By mid-1999, Stefanie and Charlie had remarkably similar complaints. They both thought that Louis was uncommunicative, dishonest,
and disloyal. They suspected betrayal. In Charlie’s case, the suspicion was confirmed. The Luciano fence-jumping incident
still burned him.

For Charlie, divorce was never an option. He was going to make their marriage work. But Stefanie had had enough.

After hearing from a friend that Louis was seen cheating on her, and then seeing his car parked for what appeared to be a
tryst, Stefanie walked out on him. His denials meant nothing. His credibility was not too great at this point. One day, while
Louis was at work, Stefanie and her family hauled away everything, even the furniture. Louis came home that night to find
the apartment empty except for a mattress on the floor.

Now his personal life was as fucked up as his life on the Street.

In June 1999, as Louis finished drafting the United Capital private placement documents, the feds launched another assault
on Louis’s friends and their Guys. This time he was really shaken up. His old pal and mentor, the strung-out Hanover-Greenway
superbroker Chris Wolf, was indicted by a federal grand jury in Brooklyn on multiple counts of securities fraud and money
laundering. Named in the indictment were Chris Wolf’s two Guy patron-tormenters—Black Dom Dionisio and Enrico Locascio. So
were twenty others, nailed by the same tenacious Brooklyn prosecutors who had gone after Roy and Bobby and, previously, Jordan
Belfort of Stratton Oakmont. One of the chop houses named in the indictment was Amerivet, Ralph Torrelli’s firm before TYM.
Torrelli was not indicted.

At about the same time as the Wolf-Dionisio bust, Phil Abramo and a bunch of his confederates were taken down in a twenty-one-count
Florida indictment. Later Phil was hit by another indictment nailing the entire DeCavalcante family hierarchy. It was perfectly
timed—a TV series about New Jersey Guys,
The Sopranos
, had become wildly popular.

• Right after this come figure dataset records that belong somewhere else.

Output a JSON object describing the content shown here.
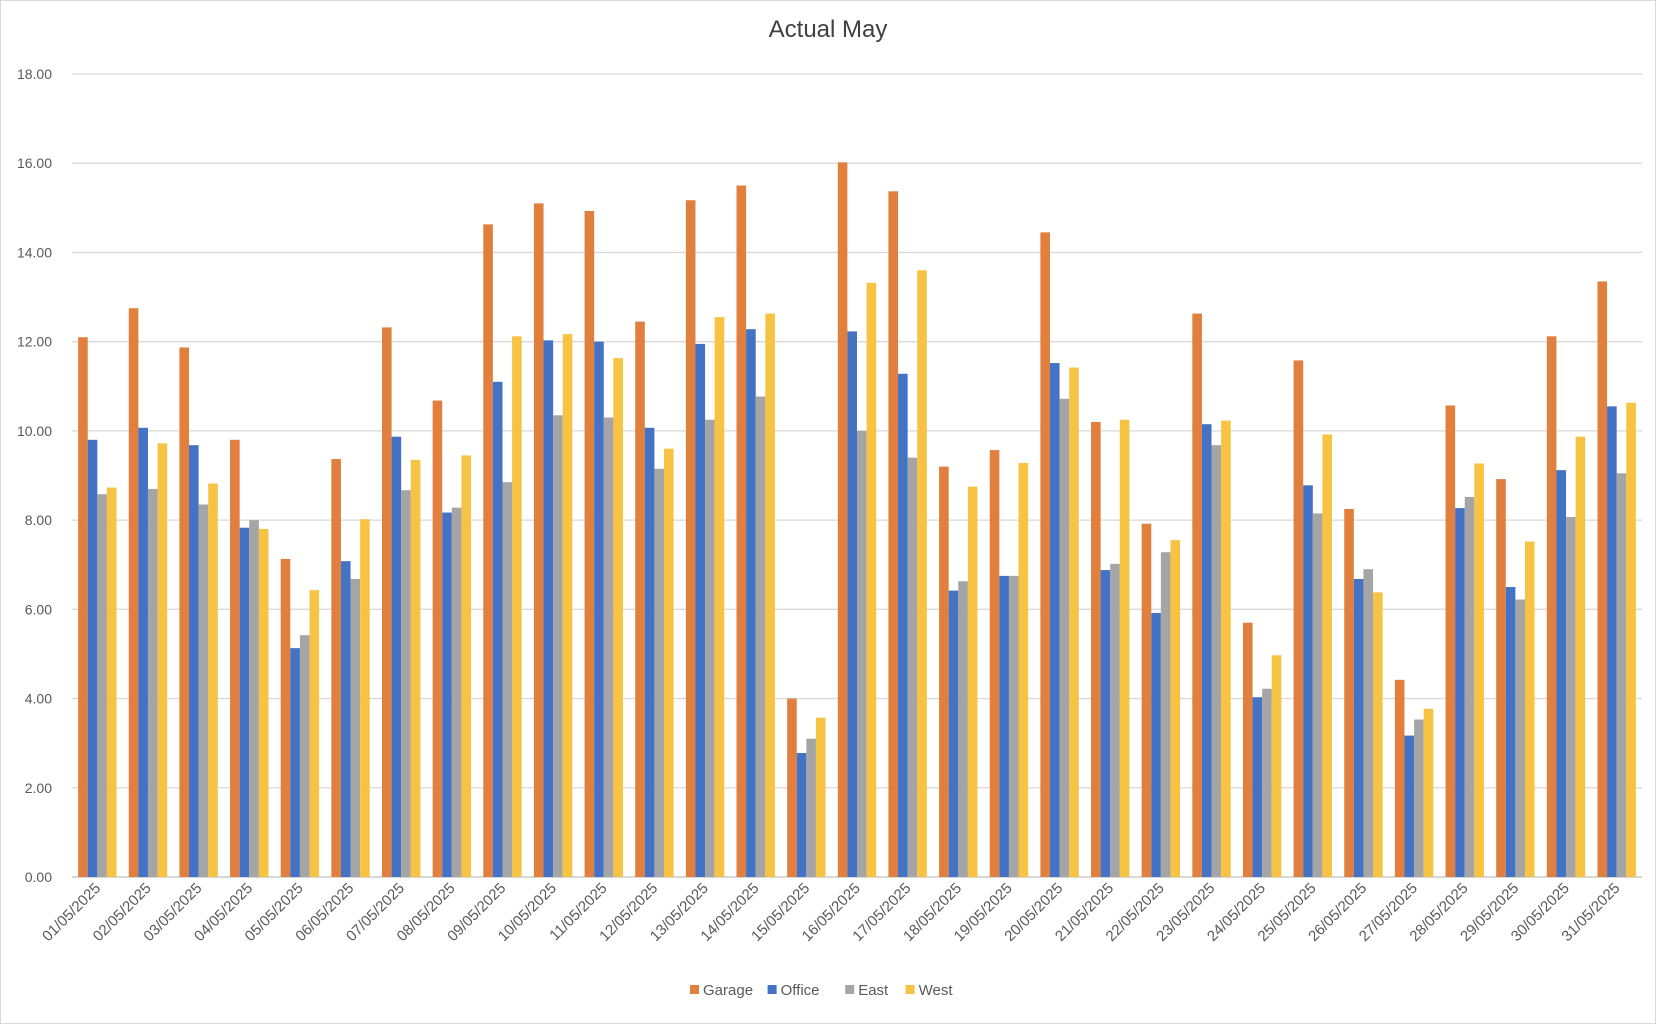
{
  "chart_data": {
    "type": "bar",
    "title": "Actual May",
    "xlabel": "",
    "ylabel": "",
    "ylim": [
      0,
      18
    ],
    "yticks": [
      "0.00",
      "2.00",
      "4.00",
      "6.00",
      "8.00",
      "10.00",
      "12.00",
      "14.00",
      "16.00",
      "18.00"
    ],
    "grid": true,
    "legend_position": "bottom",
    "categories": [
      "01/05/2025",
      "02/05/2025",
      "03/05/2025",
      "04/05/2025",
      "05/05/2025",
      "06/05/2025",
      "07/05/2025",
      "08/05/2025",
      "09/05/2025",
      "10/05/2025",
      "11/05/2025",
      "12/05/2025",
      "13/05/2025",
      "14/05/2025",
      "15/05/2025",
      "16/05/2025",
      "17/05/2025",
      "18/05/2025",
      "19/05/2025",
      "20/05/2025",
      "21/05/2025",
      "22/05/2025",
      "23/05/2025",
      "24/05/2025",
      "25/05/2025",
      "26/05/2025",
      "27/05/2025",
      "28/05/2025",
      "29/05/2025",
      "30/05/2025",
      "31/05/2025"
    ],
    "series": [
      {
        "name": "Garage",
        "color": "#e07f3e",
        "values": [
          12.1,
          12.75,
          11.87,
          9.8,
          7.13,
          9.37,
          12.32,
          10.68,
          14.63,
          15.1,
          14.93,
          12.45,
          15.17,
          15.5,
          4.0,
          16.02,
          15.37,
          9.2,
          9.57,
          14.45,
          10.2,
          7.92,
          12.63,
          5.7,
          11.58,
          8.25,
          4.42,
          10.57,
          8.92,
          12.12,
          13.35
        ]
      },
      {
        "name": "Office",
        "color": "#4472c4",
        "values": [
          9.8,
          10.07,
          9.68,
          7.83,
          5.13,
          7.08,
          9.87,
          8.17,
          11.1,
          12.03,
          12.0,
          10.07,
          11.95,
          12.28,
          2.78,
          12.23,
          11.28,
          6.42,
          6.75,
          11.52,
          6.88,
          5.92,
          10.15,
          4.03,
          8.78,
          6.68,
          3.17,
          8.27,
          6.5,
          9.12,
          10.55
        ]
      },
      {
        "name": "East",
        "color": "#a5a5a5",
        "values": [
          8.58,
          8.7,
          8.35,
          8.0,
          5.42,
          6.68,
          8.67,
          8.28,
          8.85,
          10.35,
          10.3,
          9.15,
          10.25,
          10.77,
          3.1,
          10.0,
          9.4,
          6.63,
          6.75,
          10.72,
          7.02,
          7.28,
          9.68,
          4.22,
          8.15,
          6.9,
          3.53,
          8.52,
          6.22,
          8.07,
          9.05
        ]
      },
      {
        "name": "West",
        "color": "#f7c342",
        "values": [
          8.73,
          9.72,
          8.82,
          7.8,
          6.43,
          8.02,
          9.35,
          9.45,
          12.12,
          12.17,
          11.63,
          9.6,
          12.55,
          12.63,
          3.57,
          13.32,
          13.6,
          8.75,
          9.28,
          11.42,
          10.25,
          7.55,
          10.23,
          4.97,
          9.92,
          6.38,
          3.77,
          9.27,
          7.52,
          9.87,
          10.63
        ]
      }
    ]
  }
}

The feds were competing over which Guy or chop house scalp they could produce on a platter. Since
the chop houses had offices and trade-processing facilities around the country, jurisdiction was nebulous. It was chaotic
stuff—if this was the Mob, there definitely would have been sitdowns.

By mid-1999, the Eastern District of New York, under soft-spoken but aggressive U.S. Attorney Zachary W. Carter, had racked
up the most indictments. But Wall Street was in the Southern District of New York. So far, U.S. Attorney Mary Jo White had
been little heard from. Was the short, cropped-haired White a lame “nothing happens here” wimp like her predecessor Otto Obermaier?
Or would she aim for the jugular, the headlines—and, maybe, higher office—as did her other predecessor, Rudy Giuliani? Through
most of 1999, that just wasn’t clear. There were rumors of major investigations and imminent indictments from the Southern
District. Louis heard the rumors. But that’s all they were.